Many years later, I was working as the service user coordinator for Camden Council in central London. The commissioners wanted to know why 30 per cent of those on methadone were using on top of their script. I took the question to the user forum, where 50 people with lived experience laughed. Taking a straw poll of raised hands, the majority thought the figure was more like 90 per cent. Reporting back to the commissioners, the issue was dropped – they could not be the first to reveal the emperor had no clothes.

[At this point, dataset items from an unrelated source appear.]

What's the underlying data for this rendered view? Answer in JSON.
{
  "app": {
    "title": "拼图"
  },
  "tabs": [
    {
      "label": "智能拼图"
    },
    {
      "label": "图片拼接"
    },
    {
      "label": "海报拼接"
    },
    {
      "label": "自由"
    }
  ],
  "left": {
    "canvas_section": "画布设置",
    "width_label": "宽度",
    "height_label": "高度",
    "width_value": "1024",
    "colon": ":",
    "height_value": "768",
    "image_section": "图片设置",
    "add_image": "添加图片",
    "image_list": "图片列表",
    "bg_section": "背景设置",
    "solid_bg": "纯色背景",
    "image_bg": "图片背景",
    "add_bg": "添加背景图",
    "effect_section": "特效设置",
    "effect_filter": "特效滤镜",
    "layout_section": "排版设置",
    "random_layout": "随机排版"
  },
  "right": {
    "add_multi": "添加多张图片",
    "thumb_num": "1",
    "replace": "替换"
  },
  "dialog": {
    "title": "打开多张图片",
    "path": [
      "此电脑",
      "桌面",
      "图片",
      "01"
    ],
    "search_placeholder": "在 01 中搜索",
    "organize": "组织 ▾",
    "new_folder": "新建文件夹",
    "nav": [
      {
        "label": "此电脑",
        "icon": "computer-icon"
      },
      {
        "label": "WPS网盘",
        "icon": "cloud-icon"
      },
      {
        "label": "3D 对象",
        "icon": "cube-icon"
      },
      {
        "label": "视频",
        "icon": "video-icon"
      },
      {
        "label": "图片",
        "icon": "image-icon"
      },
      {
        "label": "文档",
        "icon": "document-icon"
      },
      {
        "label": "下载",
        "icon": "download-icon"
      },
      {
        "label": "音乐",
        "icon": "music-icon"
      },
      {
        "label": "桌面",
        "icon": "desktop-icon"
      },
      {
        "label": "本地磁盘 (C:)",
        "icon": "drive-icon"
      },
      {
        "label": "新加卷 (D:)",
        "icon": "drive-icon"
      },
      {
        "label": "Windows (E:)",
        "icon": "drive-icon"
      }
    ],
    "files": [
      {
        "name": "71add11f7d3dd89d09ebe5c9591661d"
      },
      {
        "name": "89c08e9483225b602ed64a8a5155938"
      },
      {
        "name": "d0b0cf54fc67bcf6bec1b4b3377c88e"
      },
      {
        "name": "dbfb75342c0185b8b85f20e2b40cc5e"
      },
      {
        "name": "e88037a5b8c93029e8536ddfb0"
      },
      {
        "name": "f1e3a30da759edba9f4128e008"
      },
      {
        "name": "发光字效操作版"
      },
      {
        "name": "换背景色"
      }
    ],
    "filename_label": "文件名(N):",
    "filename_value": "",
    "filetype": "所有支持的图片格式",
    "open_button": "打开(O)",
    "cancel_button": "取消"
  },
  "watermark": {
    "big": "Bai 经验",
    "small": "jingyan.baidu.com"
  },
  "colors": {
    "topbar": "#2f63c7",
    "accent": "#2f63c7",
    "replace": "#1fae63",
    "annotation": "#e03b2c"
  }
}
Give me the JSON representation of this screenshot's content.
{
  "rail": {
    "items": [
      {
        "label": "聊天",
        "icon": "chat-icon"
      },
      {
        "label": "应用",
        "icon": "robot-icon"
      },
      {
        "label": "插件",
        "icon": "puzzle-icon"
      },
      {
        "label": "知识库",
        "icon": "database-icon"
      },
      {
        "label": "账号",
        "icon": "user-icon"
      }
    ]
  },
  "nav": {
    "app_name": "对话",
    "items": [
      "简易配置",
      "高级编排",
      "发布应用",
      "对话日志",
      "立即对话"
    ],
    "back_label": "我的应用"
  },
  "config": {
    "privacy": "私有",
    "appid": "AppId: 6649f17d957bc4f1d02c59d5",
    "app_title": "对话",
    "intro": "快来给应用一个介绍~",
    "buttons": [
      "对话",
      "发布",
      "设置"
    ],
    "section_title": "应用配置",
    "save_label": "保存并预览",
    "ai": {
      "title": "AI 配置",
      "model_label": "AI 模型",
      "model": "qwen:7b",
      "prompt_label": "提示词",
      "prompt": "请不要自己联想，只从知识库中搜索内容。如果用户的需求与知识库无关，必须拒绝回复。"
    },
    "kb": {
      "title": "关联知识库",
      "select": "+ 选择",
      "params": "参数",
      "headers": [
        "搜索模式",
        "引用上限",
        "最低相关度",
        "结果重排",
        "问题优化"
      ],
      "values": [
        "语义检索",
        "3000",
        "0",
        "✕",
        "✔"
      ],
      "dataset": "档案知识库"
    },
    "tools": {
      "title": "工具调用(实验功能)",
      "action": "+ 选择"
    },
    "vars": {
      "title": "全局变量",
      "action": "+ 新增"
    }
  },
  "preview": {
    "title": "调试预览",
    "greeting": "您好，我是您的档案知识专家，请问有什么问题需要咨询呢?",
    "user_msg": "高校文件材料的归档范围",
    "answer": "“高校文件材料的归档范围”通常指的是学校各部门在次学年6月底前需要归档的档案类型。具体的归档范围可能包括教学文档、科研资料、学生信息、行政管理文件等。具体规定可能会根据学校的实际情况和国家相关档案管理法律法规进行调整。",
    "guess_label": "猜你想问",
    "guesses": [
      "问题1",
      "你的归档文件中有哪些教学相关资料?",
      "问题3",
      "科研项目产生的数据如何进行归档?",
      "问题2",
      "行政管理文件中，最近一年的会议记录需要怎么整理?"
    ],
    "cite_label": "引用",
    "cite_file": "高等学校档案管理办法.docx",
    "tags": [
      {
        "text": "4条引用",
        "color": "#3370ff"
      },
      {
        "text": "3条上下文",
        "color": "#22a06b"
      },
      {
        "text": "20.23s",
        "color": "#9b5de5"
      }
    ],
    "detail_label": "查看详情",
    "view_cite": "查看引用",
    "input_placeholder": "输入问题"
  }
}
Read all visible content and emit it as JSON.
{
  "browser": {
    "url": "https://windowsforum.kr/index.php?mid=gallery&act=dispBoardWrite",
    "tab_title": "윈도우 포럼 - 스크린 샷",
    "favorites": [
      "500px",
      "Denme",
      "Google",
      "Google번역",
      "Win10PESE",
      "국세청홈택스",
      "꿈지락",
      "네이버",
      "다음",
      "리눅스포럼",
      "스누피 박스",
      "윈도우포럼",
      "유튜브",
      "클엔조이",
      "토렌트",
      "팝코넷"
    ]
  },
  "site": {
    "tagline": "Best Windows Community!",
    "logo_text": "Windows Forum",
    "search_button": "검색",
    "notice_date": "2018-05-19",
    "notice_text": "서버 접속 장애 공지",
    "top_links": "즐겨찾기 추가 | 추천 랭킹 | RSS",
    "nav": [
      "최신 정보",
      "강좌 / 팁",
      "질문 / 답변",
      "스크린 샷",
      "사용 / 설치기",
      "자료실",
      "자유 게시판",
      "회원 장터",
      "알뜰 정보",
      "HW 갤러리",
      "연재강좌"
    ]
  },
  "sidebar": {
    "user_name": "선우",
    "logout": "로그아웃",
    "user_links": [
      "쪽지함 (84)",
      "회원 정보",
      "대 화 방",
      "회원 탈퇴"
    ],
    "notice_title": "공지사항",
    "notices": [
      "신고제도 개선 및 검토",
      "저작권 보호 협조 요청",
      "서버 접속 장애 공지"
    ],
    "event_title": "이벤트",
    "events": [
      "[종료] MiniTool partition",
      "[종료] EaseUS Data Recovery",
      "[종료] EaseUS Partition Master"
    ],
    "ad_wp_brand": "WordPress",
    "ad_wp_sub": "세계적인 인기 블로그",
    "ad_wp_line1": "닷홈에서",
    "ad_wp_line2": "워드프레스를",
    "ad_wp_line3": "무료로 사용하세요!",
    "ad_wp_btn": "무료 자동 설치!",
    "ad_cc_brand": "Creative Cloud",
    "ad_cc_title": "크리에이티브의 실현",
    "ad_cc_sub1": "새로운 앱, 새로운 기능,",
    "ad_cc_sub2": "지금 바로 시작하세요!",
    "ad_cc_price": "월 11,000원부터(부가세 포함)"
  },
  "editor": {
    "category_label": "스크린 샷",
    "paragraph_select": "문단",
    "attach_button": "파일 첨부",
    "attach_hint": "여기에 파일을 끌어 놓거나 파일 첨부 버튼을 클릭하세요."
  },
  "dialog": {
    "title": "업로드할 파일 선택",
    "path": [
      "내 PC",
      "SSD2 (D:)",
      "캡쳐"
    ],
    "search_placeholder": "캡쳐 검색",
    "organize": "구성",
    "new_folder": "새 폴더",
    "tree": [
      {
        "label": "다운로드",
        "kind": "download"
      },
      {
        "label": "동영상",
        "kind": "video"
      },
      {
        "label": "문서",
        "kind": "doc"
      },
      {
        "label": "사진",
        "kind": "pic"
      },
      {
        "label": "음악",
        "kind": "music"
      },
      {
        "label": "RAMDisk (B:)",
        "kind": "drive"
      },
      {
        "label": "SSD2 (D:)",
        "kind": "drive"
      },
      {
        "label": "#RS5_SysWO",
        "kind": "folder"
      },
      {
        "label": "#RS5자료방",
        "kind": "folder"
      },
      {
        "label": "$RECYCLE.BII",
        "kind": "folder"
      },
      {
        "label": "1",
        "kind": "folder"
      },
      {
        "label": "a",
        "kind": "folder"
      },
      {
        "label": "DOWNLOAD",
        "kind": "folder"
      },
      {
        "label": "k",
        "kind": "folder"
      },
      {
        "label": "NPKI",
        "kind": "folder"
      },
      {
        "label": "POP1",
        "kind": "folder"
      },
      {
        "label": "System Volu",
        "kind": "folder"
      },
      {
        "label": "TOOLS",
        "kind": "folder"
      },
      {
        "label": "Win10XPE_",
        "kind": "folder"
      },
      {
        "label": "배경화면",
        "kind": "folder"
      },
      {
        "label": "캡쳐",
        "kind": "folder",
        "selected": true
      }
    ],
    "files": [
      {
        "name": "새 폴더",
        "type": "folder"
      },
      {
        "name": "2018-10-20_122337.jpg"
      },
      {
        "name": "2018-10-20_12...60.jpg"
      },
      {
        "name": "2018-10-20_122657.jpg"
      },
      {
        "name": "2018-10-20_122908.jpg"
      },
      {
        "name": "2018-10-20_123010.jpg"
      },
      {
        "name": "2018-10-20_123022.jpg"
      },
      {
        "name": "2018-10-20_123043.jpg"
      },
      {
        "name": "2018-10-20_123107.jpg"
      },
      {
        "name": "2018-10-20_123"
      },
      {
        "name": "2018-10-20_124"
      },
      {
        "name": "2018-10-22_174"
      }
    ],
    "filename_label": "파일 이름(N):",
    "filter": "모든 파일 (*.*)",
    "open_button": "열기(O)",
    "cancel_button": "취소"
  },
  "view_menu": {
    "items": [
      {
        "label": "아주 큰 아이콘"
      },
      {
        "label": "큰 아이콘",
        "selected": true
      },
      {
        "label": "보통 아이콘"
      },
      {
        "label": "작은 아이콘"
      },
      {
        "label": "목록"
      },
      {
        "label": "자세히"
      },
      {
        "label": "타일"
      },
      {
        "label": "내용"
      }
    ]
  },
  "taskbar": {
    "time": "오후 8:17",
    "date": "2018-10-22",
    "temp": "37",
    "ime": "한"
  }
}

The client wants to be well thought of and definitely doesn’t want to be punished with supervised consumption, so they under-report drug use. The worker wants to think they are doing well and to report success to their manager, so the under-reporting suits them. The service wants to report low drug use to the commissioners who in turn want to perform favourably compared to other areas. So, on one level, the worker says to the client ‘what’s the problem?’ and the client replies ‘I’m not going to tell you, and the worker says ‘great, I don’t want to know’. The therapeutic relationship is too often based on this agreement. I remember service users telling me that when asked for a urine sample, suggesting ‘next month might be better’ often worked.

Death is no deterrent

Methadone is a powerful drug. It is mentioned in significant numbers of drug-related deaths, but those numbers are lower than those mentioning heroin. Those not in treatment are more likely to die than those who are supported by a service, and methadone prescribing is the number one evidenced intervention in reducing drug-related deaths. Supervised consumption may be considered to increase safety, but it drives people out of treatment and prevents people from engaging. I remember a client who was cut off his script for missing three days methadone consumption at the pharmacy and was back on street drugs. He told me, ‘I can die, as long as I don’t die on their methadone.’

Supervised consumption may have a place in the treatment system, but it is over-used – a recent small study questioned how much safety it provides, and many more would consider engaging it if wasn’t a requirement. Methadone is diverted – it is not always the name on the prescription that gets the dose. It is not helpful to consider users as failing to comply with the regime, or showing they cannot be trusted, as too many workers and services do. It is traumatised people helping friends or coping as best they can with the daily emergency of battling withdrawals, anxiety, self-hatred, and the judgement of others.

A breathing space

Standing in the dock at court nearly 20 years ago, I feared the worst. The judge sentenced me to two years in prison, but before they could take me down, I swallowed the methadone from a bottle in my pocket that a friend had given me. I was not going into withdrawals alongside the shock of the sentence. It gave me breathing space before I was seen by prison healthcare the next day – methadone met my need perfectly.

There are some good services and drug workers. I like to think somewhere a user is saying to a drug service, ‘Your job is to help me meet my desired outcomes, not to get me to comply with your regime’, and the drug service saying, ‘Sure, how can we help?’

My son is happy and healthy and has just finished his first year at Bristol University. We rarely see his mother – she is still a chaotic drug user. Every now and then she engages with a drug service, but she cannot do the supervised consumption. Some days she is stuck in bed, some days she has enough drugs – she never lasts more than a week or two.